Friday, November 20, 2020

Quick Sips - Diabolical Plots #69

Art by Joey Jordan
The stories of Diabolical Plots’ November issue are…rather weird. Haunting. Featuring characters to have lost, who are faced with the prospect of a world different from the one they know. Absent the people who have given structure to their lives. Of course, that doesn’t mean that the characters are truly worse off, though. Because these losses, these changes, provoke the characters to introspect, to make changes, to better understand their own needs. And they find that independence is something they need, even if they’ve always been treated like independence would be impossible, or painful, or wrong. It’s an interesting issue and I’ll get right to the reviews!

Stories:

“Many-Faced Monsters in the Backlands” by Lee Chamney (3484 words)

No Spoilers: Arturio is sent into exile for having unpopular opinions and letting them known to the Bureaucracy. In the Backlands, things are...strange. He is told to build a homestead. And he starts growing faces. Faces that are parts of himself that can talk to him, that take things from him. Memories. Skills. But that might keep him more sane than otherwise because there’s no one else around. At least not until a woman shows up and things get really messy, really quick. The piece speaks to the ways that isolation changes people, the way that distance reorders life, reprioritizes it, and how Arturio is changed by his experiences in the Backlands. For better, for worse, but profoundly whatever the case.
Keywords: Faces, Exile, Split Personalities, Love
Review: This is such a weird story, the world building light so that aside from there being a Bureaucracy there’s little know about the world except that “enemies” are exiled to this weird, magical place where they are changed. And for the narrator, for Arturio, the change is a series of confrontations as he faces who he is and who he’s been. The different parts of himself, the optimistic Second Face, the cynical and toxic Rough Thing. The isolation allows himself to confront these parts of himself in a way that would have been impossible in the Bureaucracy, and I like how the process of confrontation and negotiation becomes this rather transforming thing for him. Positive. Giving him control, allowing himself to correct poison attitudes and actions. He’s able to cast out Rough Thing, is able to come to a greater peace with himself, happier and seeing himself as deserving of happiness. And so when faced with the idea of going back, of being reintegrated into the Bureaucracy, I love that he balks, that he flees, that he sees that his discussion with himself, his discovery of himself, isn’t over. And can’t be stopped early, lest he fall back into the same patterns that left him miserable and exiled. To come to terms with himself, he needs the space from the source of a lot of his issues--which is the society that pushed him down his more toxic paths. The exchanges with the woman he meets in exile are also interesting because it sort of reveals the ways he sabotages his relationships, and sets up the reckoning that allows him to take back control of his body and personality from the elements that seem to want to do him harm. It’s a really weird piece, but it’s also a fascinating read that is well worth spending some time with!

“Mama’s Hand of Glory” by Douglas Ford (2752 words)

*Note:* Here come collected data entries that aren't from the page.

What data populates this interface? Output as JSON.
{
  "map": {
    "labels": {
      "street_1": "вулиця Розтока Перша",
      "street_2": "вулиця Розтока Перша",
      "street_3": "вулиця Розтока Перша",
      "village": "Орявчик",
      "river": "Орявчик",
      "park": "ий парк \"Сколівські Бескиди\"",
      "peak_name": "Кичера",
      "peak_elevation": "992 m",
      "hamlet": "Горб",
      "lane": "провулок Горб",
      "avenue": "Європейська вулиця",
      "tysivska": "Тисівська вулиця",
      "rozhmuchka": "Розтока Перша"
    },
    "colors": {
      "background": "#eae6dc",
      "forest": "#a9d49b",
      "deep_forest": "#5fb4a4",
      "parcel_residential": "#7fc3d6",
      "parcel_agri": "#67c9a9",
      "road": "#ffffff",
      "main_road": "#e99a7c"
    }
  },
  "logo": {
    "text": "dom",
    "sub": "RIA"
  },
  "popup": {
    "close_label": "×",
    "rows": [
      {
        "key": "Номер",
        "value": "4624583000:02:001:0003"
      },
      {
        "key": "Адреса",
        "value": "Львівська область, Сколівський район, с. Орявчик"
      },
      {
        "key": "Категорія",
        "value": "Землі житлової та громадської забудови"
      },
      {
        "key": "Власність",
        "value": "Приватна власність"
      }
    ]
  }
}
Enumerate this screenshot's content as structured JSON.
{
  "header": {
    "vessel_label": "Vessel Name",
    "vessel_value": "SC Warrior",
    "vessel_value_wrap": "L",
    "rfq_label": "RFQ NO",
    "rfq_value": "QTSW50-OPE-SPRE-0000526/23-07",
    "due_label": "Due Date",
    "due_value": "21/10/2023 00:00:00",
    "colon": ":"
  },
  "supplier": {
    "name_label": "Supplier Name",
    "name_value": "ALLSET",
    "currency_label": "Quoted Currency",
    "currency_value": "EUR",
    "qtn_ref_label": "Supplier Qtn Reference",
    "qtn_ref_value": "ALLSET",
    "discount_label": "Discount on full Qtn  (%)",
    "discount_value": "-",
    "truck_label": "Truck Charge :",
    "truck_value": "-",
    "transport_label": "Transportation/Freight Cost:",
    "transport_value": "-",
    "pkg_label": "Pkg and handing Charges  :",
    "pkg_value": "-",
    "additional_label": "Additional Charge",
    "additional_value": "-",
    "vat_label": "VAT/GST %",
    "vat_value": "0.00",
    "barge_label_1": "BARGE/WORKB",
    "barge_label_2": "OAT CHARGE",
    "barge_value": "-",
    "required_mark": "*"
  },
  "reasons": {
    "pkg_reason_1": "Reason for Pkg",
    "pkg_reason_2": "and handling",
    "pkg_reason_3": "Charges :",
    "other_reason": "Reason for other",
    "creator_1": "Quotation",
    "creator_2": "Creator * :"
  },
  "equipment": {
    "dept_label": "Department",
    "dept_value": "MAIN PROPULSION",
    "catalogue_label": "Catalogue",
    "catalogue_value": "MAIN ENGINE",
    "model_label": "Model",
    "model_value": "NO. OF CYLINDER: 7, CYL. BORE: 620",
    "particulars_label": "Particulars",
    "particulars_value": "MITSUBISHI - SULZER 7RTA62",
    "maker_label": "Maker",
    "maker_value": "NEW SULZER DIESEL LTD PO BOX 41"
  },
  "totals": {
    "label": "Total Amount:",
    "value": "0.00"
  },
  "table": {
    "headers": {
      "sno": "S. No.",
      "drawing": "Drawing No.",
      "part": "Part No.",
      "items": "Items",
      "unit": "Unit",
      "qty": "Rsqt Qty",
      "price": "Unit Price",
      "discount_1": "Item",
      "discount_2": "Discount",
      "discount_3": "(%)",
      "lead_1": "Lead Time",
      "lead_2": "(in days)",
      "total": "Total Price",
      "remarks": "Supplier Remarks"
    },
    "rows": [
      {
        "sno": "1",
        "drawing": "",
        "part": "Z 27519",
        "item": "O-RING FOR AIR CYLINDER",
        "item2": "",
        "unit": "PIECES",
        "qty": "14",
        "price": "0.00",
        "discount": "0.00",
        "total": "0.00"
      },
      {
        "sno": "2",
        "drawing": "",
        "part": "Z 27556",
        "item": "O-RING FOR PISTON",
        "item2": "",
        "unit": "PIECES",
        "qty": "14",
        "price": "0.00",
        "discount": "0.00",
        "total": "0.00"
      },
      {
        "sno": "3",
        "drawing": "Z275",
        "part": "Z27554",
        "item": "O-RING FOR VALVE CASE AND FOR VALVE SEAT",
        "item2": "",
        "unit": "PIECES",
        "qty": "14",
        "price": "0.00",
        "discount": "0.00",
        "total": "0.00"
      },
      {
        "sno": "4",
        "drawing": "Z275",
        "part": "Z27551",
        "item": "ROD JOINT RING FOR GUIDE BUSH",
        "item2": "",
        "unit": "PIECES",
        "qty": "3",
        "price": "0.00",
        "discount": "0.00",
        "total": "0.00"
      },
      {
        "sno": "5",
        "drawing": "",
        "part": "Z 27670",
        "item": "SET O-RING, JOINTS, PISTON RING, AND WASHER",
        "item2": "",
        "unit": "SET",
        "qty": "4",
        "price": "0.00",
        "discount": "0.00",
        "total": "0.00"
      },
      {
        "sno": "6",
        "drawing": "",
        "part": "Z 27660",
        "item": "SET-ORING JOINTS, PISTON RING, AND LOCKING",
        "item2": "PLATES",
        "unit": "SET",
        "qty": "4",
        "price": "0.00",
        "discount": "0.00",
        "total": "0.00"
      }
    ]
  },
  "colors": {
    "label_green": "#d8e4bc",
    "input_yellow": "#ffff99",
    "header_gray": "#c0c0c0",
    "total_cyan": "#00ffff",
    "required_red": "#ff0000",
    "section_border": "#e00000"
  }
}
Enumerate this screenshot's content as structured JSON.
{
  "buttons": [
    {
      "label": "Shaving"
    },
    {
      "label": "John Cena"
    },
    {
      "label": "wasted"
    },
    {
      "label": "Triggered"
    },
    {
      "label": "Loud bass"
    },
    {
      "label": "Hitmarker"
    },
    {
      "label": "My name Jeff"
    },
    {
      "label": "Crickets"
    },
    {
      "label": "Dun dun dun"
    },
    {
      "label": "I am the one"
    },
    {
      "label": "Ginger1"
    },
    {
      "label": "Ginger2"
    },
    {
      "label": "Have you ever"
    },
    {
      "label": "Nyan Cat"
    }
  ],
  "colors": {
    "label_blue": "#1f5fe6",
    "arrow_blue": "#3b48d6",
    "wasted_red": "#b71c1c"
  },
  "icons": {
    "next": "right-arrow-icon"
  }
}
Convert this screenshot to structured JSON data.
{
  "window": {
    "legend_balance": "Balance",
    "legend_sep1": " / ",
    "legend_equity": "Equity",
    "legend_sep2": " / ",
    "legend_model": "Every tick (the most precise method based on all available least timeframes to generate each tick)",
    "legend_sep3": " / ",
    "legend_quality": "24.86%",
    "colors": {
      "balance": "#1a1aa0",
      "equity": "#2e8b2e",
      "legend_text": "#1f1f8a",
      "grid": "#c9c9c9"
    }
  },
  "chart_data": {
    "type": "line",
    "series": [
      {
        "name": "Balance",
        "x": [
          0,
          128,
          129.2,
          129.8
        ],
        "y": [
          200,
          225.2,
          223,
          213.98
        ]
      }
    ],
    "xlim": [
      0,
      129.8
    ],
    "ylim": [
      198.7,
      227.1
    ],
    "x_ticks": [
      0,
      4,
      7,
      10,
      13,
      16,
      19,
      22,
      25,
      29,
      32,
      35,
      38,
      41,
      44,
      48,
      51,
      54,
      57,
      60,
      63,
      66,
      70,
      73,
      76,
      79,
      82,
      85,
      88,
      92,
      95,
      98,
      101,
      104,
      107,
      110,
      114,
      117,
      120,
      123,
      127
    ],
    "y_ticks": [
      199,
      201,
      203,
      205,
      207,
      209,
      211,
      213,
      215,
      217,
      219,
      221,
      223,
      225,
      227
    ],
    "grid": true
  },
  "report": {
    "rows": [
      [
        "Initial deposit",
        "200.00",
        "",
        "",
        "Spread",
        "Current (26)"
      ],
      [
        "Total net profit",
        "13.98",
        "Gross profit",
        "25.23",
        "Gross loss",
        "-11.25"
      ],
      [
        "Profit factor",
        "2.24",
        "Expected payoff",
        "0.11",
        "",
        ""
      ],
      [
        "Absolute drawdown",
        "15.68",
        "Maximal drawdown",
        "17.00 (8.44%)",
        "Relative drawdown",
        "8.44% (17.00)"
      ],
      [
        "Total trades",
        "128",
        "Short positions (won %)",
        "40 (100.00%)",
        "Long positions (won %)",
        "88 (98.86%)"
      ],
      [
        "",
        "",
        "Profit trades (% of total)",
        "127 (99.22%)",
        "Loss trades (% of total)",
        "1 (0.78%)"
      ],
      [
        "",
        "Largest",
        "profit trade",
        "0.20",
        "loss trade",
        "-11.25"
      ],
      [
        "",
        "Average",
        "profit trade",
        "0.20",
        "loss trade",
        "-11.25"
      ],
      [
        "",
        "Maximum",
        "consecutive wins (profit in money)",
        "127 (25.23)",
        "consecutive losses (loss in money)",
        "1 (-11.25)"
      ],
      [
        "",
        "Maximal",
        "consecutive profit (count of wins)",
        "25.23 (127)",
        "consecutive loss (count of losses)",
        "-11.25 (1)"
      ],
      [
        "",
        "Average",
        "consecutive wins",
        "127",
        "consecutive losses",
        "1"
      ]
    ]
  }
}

No Spoilers: Leann is something of a paranormal...expert. A problem solver. One who keeps the severed hand of her dead mother in a cabinet so that she can commune with her mother, to ask questions, to talk. Not that she really ever wants to. Leann is independent, and doesn’t really like what her mother wanted for her. But neither did she want something to take a big bite of her mother’s hand, which is exactly what’s happened. And so it’s up to her to face what this is, the ways that people around her are trying to make decisions for her, and to deal with it. It’s a story with a definite weight to it, a grimness, and a resolve through it all to do what needs to be done...on Leann’s terms, and only hers.
Keywords: Hands, Family, Séances, Hunger, Relationships
Review: I like how the story evokes popular media surrounding supernatural elements, and Leann makes an interesting protagonist in that, practical and rather uninterested in the sentimental elements of the job. She’s there to get things done, and when she does talk to her mother, it’s to ask where things are. It’s not to chat. It’s not for personal reasons. In part because she doesn’t seem to need that kind of relationship, and in part because her mother never seemed a particularly affirming part of her life. Her death maybe wasn’t a relief, but it also doesn’t seem to have slowed her down any. And having that hand around, having it be this thing she might have to return to, is a kind of reminder that her life isn’t wholly her own. And that’s a theme that gets complicated when the man she likes, that she’s kind of with, seeks her mother’s approval and blessing to ask Leann to marry him. Which sort of proves to Leann at least that the relationship isn’t really what she thought it was, and isn’t really what she wants it to be. The tragedy is that she loses two different relationships that worked for her on some level. The sexual relationship with Rufus. The ability to ask her mother simple questions. Both people want different things from her. More things from her than she is willing to give. And so she has to walk away from them both. And I like that she’s willing to do just that. That she can do that, that she can stand by herself that way. Yes, it’s not the happiest of moments, because these people are gone from her life, then. But they also needed to go, if they couldn’t respect her and her life. And as blunt as that is, it makes sense, and makes for a fine read!